Plaintiffs David Robert Bentz, Brett Sharp, Jesse Perez, Marcos Garcia, Armando Gallando, and John Lee, inmates in Menard Correctional Center, bring this action for deprivations of their constitutional rights pursuant to 42 U.S.C. § 1983, relative to the conditions of their confinement. Plaintiffs also seek to have this case certified as a class action on behalf of all inmates housed in the North-2 unit at Menard.
By Order dated September 17, 2014, Plaintiffs' motion for a temporary restraining order was denied (Doc. 9). The complaint is now before the Court for a preliminary review pursuant to 28 U.S.C. § 1915A, which provides:
(a) Screening.- The court shall review, before docketing, if feasible or, in any event, as soon as practicable after docketing, a complaint in a civil action in which a prisoner seeks redress from a governmental entity or officer or employee of a governmental entity.
(b) Grounds for Dismissal.- On review, the court shall identify cognizable claims or dismiss the complaint, or any portion of the complaint, if the complaint-
(1) is frivolous, malicious, or fails to state a claim on which relief may be granted; or
(2) seeks monetary relief from a defendant who is immune from such relief.
An action or claim is frivolous if "it lacks an arguable basis either in law or in fact." Neitzke v. Williams, 490 U.S. 319, 325 (1989). Frivolousness is an objective standard that refers to a claim that "no reasonable person could suppose to have any merit." Lee v. Clinton, 209 F.3d 1025, 1026-27 (7th Cir. 2000). An action fails to state a claim upon which relief can be granted if it does not plead "enough facts to state a claim to relief that is plausible on its face." Bell Atlantic Corp. v. Twombly, 550 U.S. 544, 570 (2007). The claim of entitlement to relief must cross "the line between possibility and plausibility." Id. at 557. At this juncture, the factual allegations of the pro se complaint are to be liberally construed. See Rodriguez v. Plymouth Ambulance Serv., 577 F.3d 816, 821 (7th Cir. 2009).

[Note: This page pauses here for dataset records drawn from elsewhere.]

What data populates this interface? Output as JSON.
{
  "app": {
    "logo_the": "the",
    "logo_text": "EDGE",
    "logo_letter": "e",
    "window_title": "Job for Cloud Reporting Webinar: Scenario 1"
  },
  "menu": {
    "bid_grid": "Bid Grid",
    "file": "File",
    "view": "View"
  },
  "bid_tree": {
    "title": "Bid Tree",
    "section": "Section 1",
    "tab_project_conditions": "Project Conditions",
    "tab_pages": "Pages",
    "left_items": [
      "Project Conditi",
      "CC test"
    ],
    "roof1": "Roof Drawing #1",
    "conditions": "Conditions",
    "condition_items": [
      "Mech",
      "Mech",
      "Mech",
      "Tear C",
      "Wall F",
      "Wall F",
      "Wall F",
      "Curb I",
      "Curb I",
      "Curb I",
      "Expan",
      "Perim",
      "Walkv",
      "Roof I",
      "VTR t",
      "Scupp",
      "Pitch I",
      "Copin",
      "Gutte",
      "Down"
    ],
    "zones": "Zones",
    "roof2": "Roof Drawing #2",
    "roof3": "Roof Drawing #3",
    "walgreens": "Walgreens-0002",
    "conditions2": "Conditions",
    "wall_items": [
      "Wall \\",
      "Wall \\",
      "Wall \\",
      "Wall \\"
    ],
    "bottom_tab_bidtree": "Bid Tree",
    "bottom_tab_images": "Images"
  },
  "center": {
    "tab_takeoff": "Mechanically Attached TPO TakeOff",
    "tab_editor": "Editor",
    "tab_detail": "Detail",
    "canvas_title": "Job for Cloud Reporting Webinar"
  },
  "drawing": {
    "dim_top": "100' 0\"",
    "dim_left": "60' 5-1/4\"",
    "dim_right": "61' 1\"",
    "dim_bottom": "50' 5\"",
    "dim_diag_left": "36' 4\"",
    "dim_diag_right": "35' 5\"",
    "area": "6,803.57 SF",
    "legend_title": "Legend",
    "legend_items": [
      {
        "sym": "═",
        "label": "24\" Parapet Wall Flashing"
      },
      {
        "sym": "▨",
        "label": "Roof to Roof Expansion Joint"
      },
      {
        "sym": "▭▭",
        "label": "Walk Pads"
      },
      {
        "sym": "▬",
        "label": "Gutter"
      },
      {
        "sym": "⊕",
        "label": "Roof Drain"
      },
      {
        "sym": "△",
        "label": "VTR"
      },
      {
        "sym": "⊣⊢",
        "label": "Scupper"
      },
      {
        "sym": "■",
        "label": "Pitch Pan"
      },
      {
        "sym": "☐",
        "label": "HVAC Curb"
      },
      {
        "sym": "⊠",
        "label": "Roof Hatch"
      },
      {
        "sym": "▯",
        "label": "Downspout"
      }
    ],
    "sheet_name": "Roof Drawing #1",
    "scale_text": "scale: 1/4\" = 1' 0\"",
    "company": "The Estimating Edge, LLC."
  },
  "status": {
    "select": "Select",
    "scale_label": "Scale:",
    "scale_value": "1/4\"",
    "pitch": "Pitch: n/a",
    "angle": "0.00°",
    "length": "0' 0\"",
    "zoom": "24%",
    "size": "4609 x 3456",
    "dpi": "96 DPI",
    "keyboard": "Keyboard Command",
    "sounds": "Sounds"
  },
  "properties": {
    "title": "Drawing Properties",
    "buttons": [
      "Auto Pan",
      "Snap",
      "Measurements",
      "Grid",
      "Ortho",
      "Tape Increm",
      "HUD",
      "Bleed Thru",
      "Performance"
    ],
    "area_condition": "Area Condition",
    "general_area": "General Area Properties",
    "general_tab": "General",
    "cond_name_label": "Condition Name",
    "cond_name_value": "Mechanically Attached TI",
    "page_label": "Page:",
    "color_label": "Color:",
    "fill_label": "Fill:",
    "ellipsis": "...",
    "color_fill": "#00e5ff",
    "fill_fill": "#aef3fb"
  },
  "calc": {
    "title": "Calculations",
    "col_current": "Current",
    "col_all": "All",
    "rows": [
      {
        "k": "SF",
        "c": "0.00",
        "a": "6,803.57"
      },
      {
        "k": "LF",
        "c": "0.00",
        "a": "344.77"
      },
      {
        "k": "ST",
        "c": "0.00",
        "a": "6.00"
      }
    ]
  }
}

Put succinctly, the complaint in this case lacks specificity sufficient to adequately present any plausible claim under the Twombly standard. In apparent anticipation of proceeding as a class action, Plaintiffs have offered an over-arching narrative relative to every prisoner on the N-2 unit, while failing to offer any specific allegations linking themselves and the fourteen named defendants.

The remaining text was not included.